Wednesday, February 18, 2015

Notes on "The Buddha" on PBS


If you click on the above word button it will take you to a quote of the first part (a few minutes) of the "Buddha" special. (I think Richard Gere and others did this around 2010 originally.

My wife surprisingly wanted to watch it more (since she knows I studied Tibetan Buddhism with Tibetan Lamas in the U.S. India and Nepal). It is pretty advanced and intellectual as I watched about the first 57 minutes of it. It went into his birth as the Prince of Lumbini and of how his mother died 7 days after his birth and how his father wouldn't let him see old age, sickness, or death, and he had to secretly see it without the knowledge of his father eventually. Then it spoke of how he left soon after his son was born to his cousin (his wife) because he wanted enlightenment. It spoke of how he was living on a grain of rice a day until he almost died but eventually realized enlightenment couldn't be attained through austerities.

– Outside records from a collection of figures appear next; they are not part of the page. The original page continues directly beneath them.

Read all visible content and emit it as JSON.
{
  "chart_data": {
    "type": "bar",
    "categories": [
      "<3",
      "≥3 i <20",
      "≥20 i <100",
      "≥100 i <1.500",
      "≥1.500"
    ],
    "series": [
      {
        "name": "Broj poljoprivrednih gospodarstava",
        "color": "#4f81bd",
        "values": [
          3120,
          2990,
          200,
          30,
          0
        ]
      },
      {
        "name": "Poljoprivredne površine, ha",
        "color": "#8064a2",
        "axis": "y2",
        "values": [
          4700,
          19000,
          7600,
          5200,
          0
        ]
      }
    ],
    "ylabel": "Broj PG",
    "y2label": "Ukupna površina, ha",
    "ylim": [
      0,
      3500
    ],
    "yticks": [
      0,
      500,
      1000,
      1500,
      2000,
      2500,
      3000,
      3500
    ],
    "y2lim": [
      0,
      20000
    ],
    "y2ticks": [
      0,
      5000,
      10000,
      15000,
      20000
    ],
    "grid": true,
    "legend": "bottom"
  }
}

It goes into an amazing amount of detail much more detailed than I had heard of before. When I studied Buddhism in the 1980s I mostly knew about the Lam Rim path and of Vajrayana path.

The Lam Rim path came from a conversation Guatama Buddha heard while doing austerity practices near a river. He heard the music teacher say to his student something like, "IF you tighten the string on the instrument too tight it will break but if you loosen it too much it won't play right. So you need to have the string on the instrument not too tight and not too loose."

This it is said is how Buddha came up with the Lam Rim Path or the middle way path which is what Buddhists are taught basically all over the world now.

Vajrayana is sometimes called the Lightning Path and it might be unique to Tibetan Buddhism and basically means "Lightning or instant enlightenment".

One way I have heard this described is that "Everyone is already enlightened so all you have to do is to realize you and everyone else is already enlightened and you are.

It is like lifting a veil and realizing you are already where you wanted to get to.

One of my favorite aspects to Tibetan Buddhism is "Spontaneous accomplishment" or being in the right place at the right time which is sometimes called "Crazy Wisdom".

It is completely unpredictable in any given moment. Because of this nothing can stop it ever.

Spontaneous accomplishment cannot ever be stopped because no one knows it is coming.

Two of the most powerful practitioners of "Spontaneous Accomplishment" were first Buddha and then Jesus.